October 8, 2007
Under certain circumstances employers must provide notice about (Dismiss Employees)
Under certain circumstances employers must provide notice about a possible layoff within a certain time frame. Of course depending on the circumstances, you may eventually have to layoff the jobholder if their illness becomes a permanent condition that will not allow them to return to work. That brings the entrepreneur face-to-face with the need to remove those members of the personnel that can't adjust. The written documentation about the firing should ideally include a series of escalating discipline actions. You will be less probably to make any comment that a jury could hold against you later if the jobholder files a wrongful separation suit. This process is for firing personnel for terrible performance, repeated minor misbehavior and gross misbehavior. The remaining 7 choices make sense when you want to rehabilitate the insubordinate employee or you have a high risk separation. o Refusing to commit an improper act at the employer's request.
You should offer to hire the separated employee back immediately. You as a sole proprietor and boss want to be in total control of the termination.

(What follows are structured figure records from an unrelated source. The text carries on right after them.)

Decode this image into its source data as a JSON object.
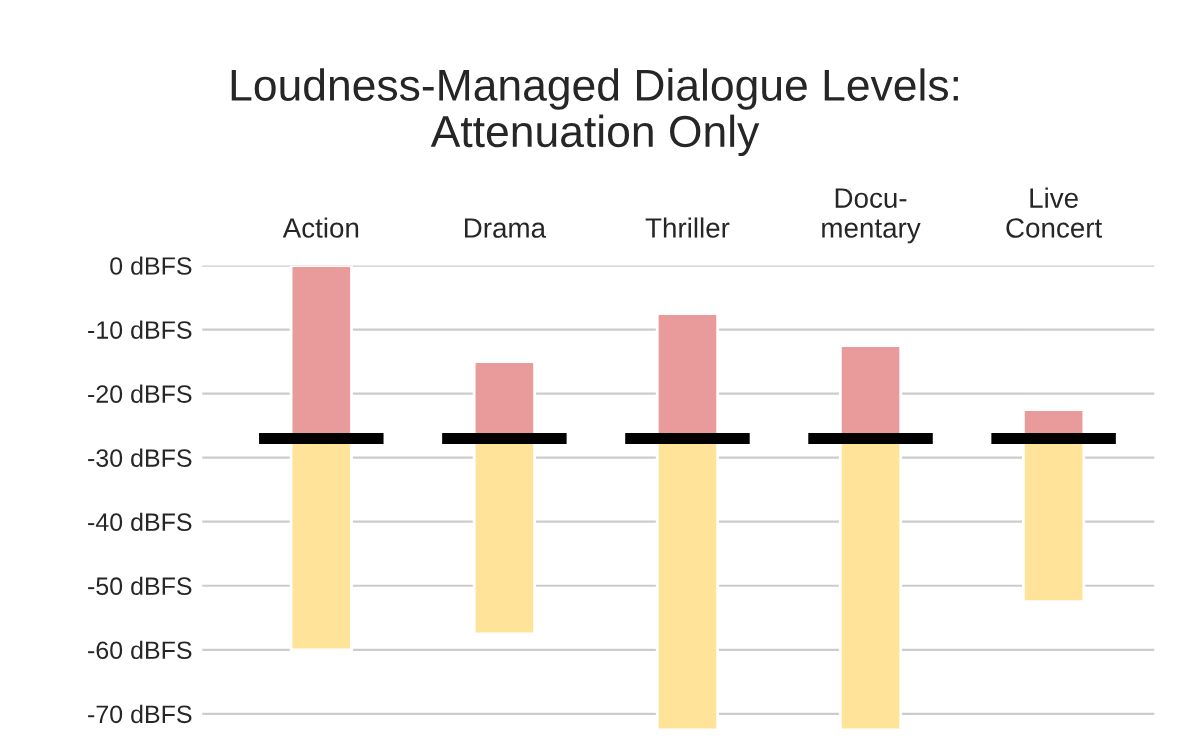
{
  "chart_data": {
    "type": "bar",
    "title": "Loudness-Managed Dialogue Levels:\nAttenuation Only",
    "categories": [
      "Action",
      "Drama",
      "Thriller",
      "Docu-\nmentary",
      "Live\nConcert"
    ],
    "series": [
      {
        "color": "#e99a9a",
        "base": [
          -27,
          -27,
          -27,
          -27,
          -27
        ],
        "values": [
          27,
          12,
          19.5,
          14.5,
          4.5
        ]
      },
      {
        "color": "#fee398",
        "base": [
          -60,
          -57.5,
          -72.5,
          -72.5,
          -52.5
        ],
        "values": [
          33,
          30.5,
          45.5,
          45.5,
          25.5
        ]
      }
    ],
    "ref_lines": [
      {
        "axis": "y",
        "value": -27,
        "color": "#000000"
      }
    ],
    "ylim": [
      -73,
      0
    ],
    "yticks": [
      {
        "value": 0,
        "label": "0 dBFS"
      },
      {
        "value": -10,
        "label": "-10 dBFS"
      },
      {
        "value": -20,
        "label": "-20 dBFS"
      },
      {
        "value": -30,
        "label": "-30 dBFS"
      },
      {
        "value": -40,
        "label": "-40 dBFS"
      },
      {
        "value": -50,
        "label": "-50 dBFS"
      },
      {
        "value": -60,
        "label": "-60 dBFS"
      },
      {
        "value": -70,
        "label": "-70 dBFS"
      }
    ],
    "grid": "y"
  }
}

Then explain what severance you will give the employee and how you came to these final numbers. Other signs that you have an incompetent employee on your hands include a decrease in productivity with an increase in the number of mistakes or a worker that has frequent memory lapses. o The worker is about to get an expected financial benefit (for example vesting of stock options). You should print it on business letterhead. Your employee has the right to remain on your insurance for up to 18 month after dismissal, but he or she will have to pay the business-paid portion of the insurance.